No total, os esquemas de fraude praticados pelos arguidos, segundo o Ministério Público (MP), terão causado um prejuízo ao Estado superior a 36 milhões de euros, faltando regularizar às finanças perto de 26,2 milhões de euros. Segundo os autos, os arguidos conexos com a FINATLANTIC desenvolveram ainda, com a intervenção do piloto de automóveis Fernando Amorim, esquemas que proporcionaram a obtenção de vantagem fiscal para o próprio, para a sua sociedade Circuitos e Imagem, e para as sociedades Barata e Ramilo, Contra Corrente e Costa e Garcia.
Dado o volume do processo, o julgamento poderá prolongar-se durante vários anos.
142 milhões nas suspensões
Na reta final de 2015, o Departamento Central de Investigação e Acção Penal avançou com três acusações na "Operação Furacão". Estas disseram respeito aos chamados "promotores da fraude", isto é, a sociedades que venderam junto das empresas o pacote de optimização fiscal, e a aderentes ao esquema que não quiseram optar pelo regime de suspensão do processo, proposto pelo MP. Este dispositivo legal permitiu que o Estado arrecadasse 142 milhões de euros de impostos em falta.

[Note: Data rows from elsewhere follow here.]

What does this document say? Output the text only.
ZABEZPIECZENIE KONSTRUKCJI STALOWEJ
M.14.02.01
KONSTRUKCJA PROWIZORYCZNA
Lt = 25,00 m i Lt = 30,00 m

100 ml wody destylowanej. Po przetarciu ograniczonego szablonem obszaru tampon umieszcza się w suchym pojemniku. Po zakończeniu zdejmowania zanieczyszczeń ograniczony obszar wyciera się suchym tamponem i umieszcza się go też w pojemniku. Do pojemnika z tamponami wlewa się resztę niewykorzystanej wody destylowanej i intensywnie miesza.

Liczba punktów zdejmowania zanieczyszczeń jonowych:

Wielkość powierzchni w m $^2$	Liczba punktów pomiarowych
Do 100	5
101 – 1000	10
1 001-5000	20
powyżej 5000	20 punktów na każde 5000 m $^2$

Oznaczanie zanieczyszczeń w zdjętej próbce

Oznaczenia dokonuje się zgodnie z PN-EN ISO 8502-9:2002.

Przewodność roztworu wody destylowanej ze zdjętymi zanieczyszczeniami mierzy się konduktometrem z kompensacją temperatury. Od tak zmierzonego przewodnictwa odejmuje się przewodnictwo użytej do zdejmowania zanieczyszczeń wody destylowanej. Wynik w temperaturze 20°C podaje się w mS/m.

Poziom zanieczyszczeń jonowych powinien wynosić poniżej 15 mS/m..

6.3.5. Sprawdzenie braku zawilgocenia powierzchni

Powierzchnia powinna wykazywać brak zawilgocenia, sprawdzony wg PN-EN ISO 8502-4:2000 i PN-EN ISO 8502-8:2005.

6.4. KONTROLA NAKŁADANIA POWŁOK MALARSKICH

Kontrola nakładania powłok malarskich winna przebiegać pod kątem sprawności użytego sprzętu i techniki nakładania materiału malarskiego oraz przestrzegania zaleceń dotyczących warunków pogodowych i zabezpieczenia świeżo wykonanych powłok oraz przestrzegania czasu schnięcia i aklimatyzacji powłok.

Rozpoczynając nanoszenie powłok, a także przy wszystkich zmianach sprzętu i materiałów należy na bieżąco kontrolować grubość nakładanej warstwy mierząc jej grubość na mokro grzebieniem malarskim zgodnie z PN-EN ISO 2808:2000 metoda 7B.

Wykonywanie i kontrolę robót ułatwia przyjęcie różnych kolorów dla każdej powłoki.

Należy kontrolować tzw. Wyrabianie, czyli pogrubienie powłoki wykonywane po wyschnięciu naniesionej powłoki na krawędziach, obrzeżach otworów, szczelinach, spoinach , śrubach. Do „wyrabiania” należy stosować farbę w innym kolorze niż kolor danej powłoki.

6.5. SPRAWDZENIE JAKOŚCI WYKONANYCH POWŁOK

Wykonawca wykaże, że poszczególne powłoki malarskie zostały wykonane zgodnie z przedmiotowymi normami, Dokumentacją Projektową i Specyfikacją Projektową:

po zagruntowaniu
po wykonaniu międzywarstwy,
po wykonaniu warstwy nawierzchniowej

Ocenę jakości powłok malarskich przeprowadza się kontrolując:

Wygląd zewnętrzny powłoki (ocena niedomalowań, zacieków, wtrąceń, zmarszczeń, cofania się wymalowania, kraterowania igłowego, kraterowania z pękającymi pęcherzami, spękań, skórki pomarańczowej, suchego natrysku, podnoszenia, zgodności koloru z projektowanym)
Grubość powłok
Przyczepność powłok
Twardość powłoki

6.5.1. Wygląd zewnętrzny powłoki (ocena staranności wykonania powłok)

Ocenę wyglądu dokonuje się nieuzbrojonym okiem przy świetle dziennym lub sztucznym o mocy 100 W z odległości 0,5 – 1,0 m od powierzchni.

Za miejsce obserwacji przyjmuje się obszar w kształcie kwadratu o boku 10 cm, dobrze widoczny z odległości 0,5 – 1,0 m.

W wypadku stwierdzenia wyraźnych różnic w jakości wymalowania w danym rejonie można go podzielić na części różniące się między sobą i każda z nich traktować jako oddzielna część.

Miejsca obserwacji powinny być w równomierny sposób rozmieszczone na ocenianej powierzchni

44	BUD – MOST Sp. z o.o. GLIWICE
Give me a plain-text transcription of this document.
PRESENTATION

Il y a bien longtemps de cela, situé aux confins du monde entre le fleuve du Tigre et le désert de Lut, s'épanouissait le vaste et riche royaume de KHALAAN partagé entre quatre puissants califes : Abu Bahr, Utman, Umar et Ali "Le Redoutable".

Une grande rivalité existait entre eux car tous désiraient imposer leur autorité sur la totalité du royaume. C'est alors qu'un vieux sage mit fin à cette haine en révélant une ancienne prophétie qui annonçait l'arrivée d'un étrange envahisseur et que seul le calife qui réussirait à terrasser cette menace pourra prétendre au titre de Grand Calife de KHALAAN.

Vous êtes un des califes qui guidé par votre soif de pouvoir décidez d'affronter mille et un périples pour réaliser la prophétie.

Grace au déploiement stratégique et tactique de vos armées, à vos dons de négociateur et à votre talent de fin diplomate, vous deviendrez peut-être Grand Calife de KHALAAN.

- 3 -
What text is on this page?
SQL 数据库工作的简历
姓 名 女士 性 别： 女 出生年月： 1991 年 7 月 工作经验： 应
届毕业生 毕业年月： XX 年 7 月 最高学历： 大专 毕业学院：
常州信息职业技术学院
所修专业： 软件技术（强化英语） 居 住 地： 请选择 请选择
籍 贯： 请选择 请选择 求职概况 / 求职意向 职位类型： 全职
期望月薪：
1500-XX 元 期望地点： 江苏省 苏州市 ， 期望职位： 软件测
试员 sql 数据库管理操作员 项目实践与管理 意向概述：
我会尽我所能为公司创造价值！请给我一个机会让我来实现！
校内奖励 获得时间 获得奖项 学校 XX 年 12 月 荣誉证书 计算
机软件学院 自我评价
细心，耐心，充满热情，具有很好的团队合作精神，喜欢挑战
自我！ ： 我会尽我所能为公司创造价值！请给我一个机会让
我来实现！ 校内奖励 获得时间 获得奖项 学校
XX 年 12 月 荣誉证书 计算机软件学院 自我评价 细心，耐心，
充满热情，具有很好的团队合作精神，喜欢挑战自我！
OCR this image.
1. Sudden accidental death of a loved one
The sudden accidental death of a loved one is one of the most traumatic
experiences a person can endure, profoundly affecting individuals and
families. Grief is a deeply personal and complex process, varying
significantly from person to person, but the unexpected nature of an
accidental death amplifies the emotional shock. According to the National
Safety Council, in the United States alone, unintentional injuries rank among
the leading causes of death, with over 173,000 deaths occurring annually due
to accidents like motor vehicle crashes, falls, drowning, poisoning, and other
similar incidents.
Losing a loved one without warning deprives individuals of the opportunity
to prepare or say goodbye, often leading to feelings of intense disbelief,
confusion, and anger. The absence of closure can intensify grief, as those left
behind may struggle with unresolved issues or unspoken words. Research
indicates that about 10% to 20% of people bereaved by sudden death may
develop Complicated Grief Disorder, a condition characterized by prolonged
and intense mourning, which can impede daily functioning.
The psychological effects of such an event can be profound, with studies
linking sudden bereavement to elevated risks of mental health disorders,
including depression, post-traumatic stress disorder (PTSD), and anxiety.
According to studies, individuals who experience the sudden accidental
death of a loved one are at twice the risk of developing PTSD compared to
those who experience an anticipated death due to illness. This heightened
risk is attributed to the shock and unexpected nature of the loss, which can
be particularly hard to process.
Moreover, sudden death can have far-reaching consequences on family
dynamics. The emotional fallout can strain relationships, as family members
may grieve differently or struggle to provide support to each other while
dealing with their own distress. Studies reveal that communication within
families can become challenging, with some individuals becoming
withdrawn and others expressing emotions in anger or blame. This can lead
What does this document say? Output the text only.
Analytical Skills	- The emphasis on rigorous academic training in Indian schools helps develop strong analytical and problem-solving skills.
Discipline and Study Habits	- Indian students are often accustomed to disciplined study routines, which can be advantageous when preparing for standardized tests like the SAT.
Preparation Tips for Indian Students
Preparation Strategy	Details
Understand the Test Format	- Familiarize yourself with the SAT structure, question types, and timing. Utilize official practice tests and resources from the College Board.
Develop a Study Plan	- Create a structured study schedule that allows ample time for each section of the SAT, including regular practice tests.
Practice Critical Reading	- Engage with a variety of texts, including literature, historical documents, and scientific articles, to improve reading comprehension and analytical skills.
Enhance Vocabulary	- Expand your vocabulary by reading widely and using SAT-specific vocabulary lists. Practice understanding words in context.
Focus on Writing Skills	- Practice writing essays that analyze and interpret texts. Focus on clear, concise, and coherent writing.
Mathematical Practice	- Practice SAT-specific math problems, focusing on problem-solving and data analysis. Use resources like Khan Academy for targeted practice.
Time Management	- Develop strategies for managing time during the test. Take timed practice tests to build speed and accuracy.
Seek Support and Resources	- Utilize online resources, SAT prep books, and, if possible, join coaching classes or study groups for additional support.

A receita foi simples: o Ministério Público abordou os participantes no esquema, avançando-lhes um valor de imposto em falta. Estes aceitaram e pagaram e o respetivo processo ficou suspenso durante dois anos até ao arquivamento: o empresário Miguel Paes do Amaral, a atriz Marina Mota e o Casino do Estoril acabaram por pagar os impostos na modalidade proposta pelo MP.